MOTOR MOUTH: Magnificently flawed

MOTOR MOUTH: Magnificently flawed - Since it appeared in 1970, the Range-Rover has been, as it were, in a field of its own. Along with the Mini, Model T, Volkswagen, Espace, it is one of the cars that defines a type, changes history, raises the bar, alter

by STEPHEN BAYLEY, an author and design consultant

Since it appeared in 1970, the Range-Rover has been, as it were, in a field of its own. Along with the Mini, Model T, Volkswagen, Espace, it is one of the cars that defines a type, changes history, raises the bar, alters consumer behaviour, inspires cupidity and, while often imitated, has never been bettered. It is, in other words, an undisputed design classic.

True, Americans were already manufacturing big four-wheel-drives with comfortable accommodation, but they were redneck specials, intended for stump-pulling in West Virginia or ferrying Coors-chugging lynch mobs through suburban Alabama. The Range-Rover had the grunt of, say, a 1962 Jeep Wagoneer, but it had polite British poise and, indeed, proclivities. So instead of being used for incestuous trysts in the Ozarks, Range-Rovers were used for point-to-points in Gloucestershire and by estate agents in Parson's Green.

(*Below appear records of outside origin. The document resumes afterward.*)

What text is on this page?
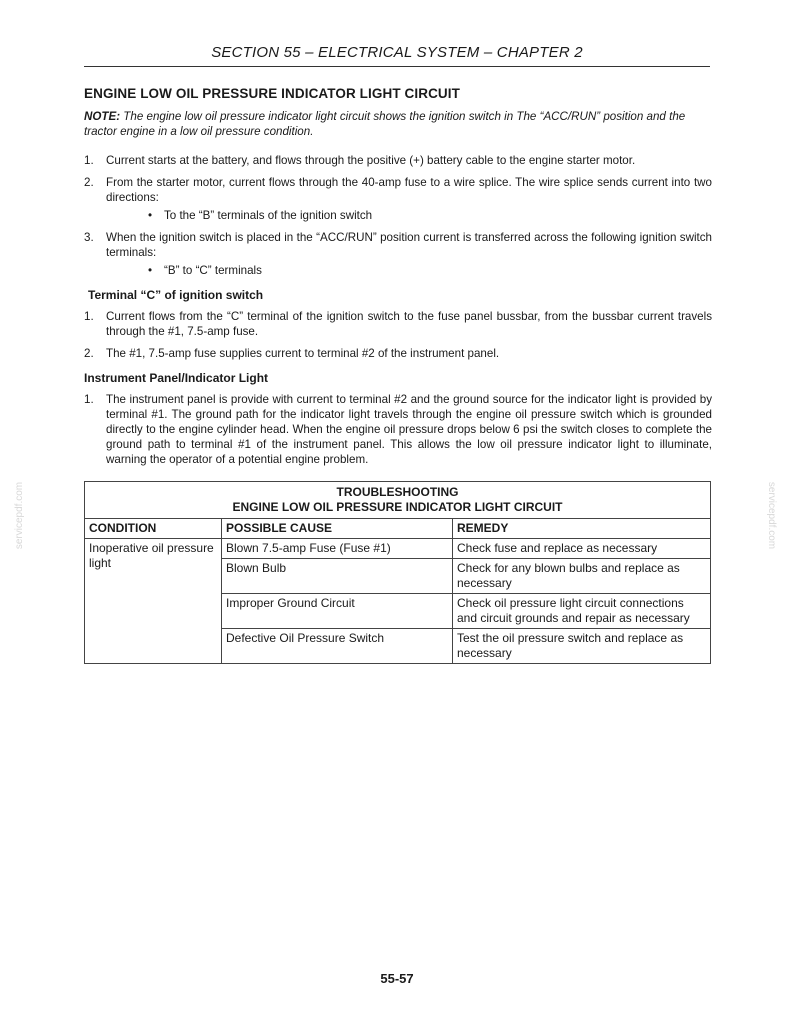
SECTION 55 – ELECTRICAL SYSTEM – CHAPTER 2
ENGINE LOW OIL PRESSURE INDICATOR LIGHT CIRCUIT

NOTE: The engine low oil pressure indicator light circuit shows the ignition switch in The “ACC/RUN” position and the tractor engine in a low oil pressure condition.

1. Current starts at the battery, and flows through the positive (+) battery cable to the engine starter motor.
2. From the starter motor, current flows through the 40-amp fuse to a wire splice. The wire splice sends current into two directions:
• To the “B” terminals of the ignition switch
3. When the ignition switch is placed in the “ACC/RUN” position current is transferred across the following ignition switch terminals:
• “B” to “C” terminals
Terminal “C” of ignition switch
1. Current flows from the “C” terminal of the ignition switch to the fuse panel bussbar, from the bussbar current travels through the #1, 7.5-amp fuse.
2. The #1, 7.5-amp fuse supplies current to terminal #2 of the instrument panel.
Instrument Panel/Indicator Light
1. The instrument panel is provide with current to terminal #2 and the ground source for the indicator light is provided by terminal #1. The ground path for the indicator light travels through the engine oil pressure switch which is grounded directly to the engine cylinder head. When the engine oil pressure drops below 6 psi the switch closes to complete the ground path to terminal #1 of the instrument panel. This allows the low oil pressure indicator light to illuminate, warning the operator of a potential engine problem.
TROUBLESHOOTING
ENGINE LOW OIL PRESSURE INDICATOR LIGHT CIRCUIT		

CONDITION	POSSIBLE CAUSE	REMEDY
Inoperative oil pressure light	Blown 7.5-amp Fuse (Fuse #1)	Check fuse and replace as necessary
	Blown Bulb	Check for any blown bulbs and replace as necessary
	Improper Ground Circuit	Check oil pressure light circuit connections and circuit grounds and repair as necessary
	Defective Oil Pressure Switch	Test the oil pressure switch and replace as necessary
servicepdf.com	servicepdf.com
55-57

Architect of the first Range-Rover was the late David Bache, an unacknowledged genius of car design who had earlier helped draw the cute Austin A35 and then the impressive Rovers P5, 2000 and eventually the SD1. For the Range-Rover, Bache achieved a masterful synthesis. Details were rational and intelligent, proportions perfect, aspect nicely balanced between assertive and gentlemanly. It also had superb off-road performance, but since only zero point diddly squat of customers took them to work axle-deep in pig poo, this was relevant only in that rumours of off-road authority added to the enlarging mystique of the car.